Before she could respond, he spun on his heel and stormed back toward the garden path, but rather than turn toward the manor, he picked up his pace and headed even farther into the darker confines provided by roses and trellises. He had to leave now. He would exit through a back gate, leave his carriage for Tristan. He could walk back to his residence. It would do him good, cool his ardor.
He heard a sound. Dried leaves crushed beneath the weight of a foot.
He knew better than to turn to his left, to lose his advantage by a momentary blindness when meeting a foe, but he’d thought it was Mary chasing after him as she had when they were children. Only as he felt the knife slicing into his side did he recognize the true cost of his folly. Before he could even see the enemy he launched a powerful swing with his right arm. He took satisfaction in the sound of cracking bone, the grunt, the seething curse. He expected his attacker to attack again, but instead his pounding feet echoed and faded away.
Sebastian’s knees hit the ground with a jarring thud that caused everything to shake. The world spun crazily around him and then turned black.
Who would have ever thought that Tristan would find women who flung themselves at him so utterly boring? He’d had a life of challenges, had longed for the life of ease that came from being born the son of a duke, but now that he held it, he wondered why he’d ever wanted it.
He intrigued the ladies. They all desired introductions and a dance. But they didn’t fascinate him in the least. They were all the same. Smiling, batting their lashes, peering from behind their ivory fans. He knew what their questions would be before they were asked.

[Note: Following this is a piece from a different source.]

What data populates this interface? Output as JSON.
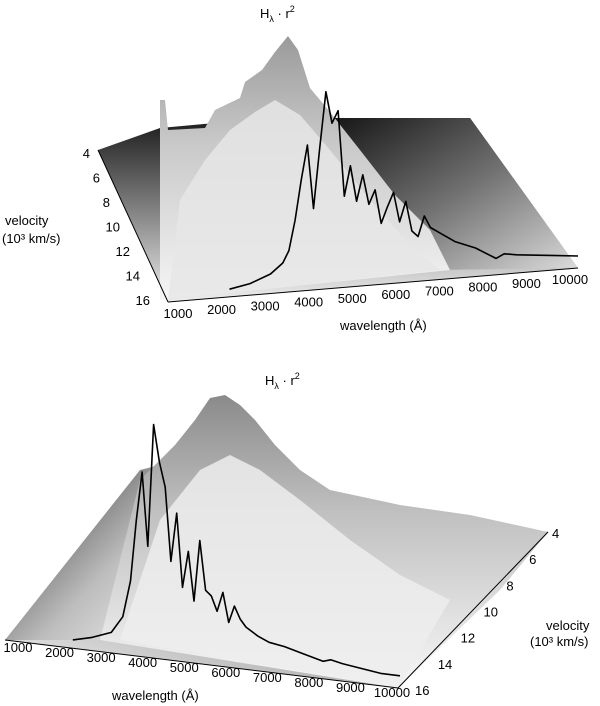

He knew what they would say before they spoke. Everything was practiced, rehearsed. Even the woman who had swooned in his arms had been performing. A grand performance to be sure, but a bit of acting nonetheless.
It was a mistake to have come here. He intended to find Sebastian and inform him that he was taking his leave. He’d seen his brother escape through the double doors that led into the garden, but had yet to see him return. Perhaps he’d arranged a tryst. If so, regrettably it would be interrupted.
He scoffed. Why should he care if he spoiled his brother’s pleasures? He should simply leave, but something nagged at him. He needed to find Sebastian before he departed this affair. It was a sense he had. With Sebastian, he’d always known when something wasn’t quite right. Perhaps because they had shared the womb. It bothered him that he’d never felt the same connection with Rafe. With Rafe, there was no mooring, nothing that anchored them. Tristan had known when Sebastian had been gravely wounded. Although he’d been at sea, he’d still known. A coldness as frigid as death had settled into him. He’d never prayed for himself, but he’d prayed for his brother that day.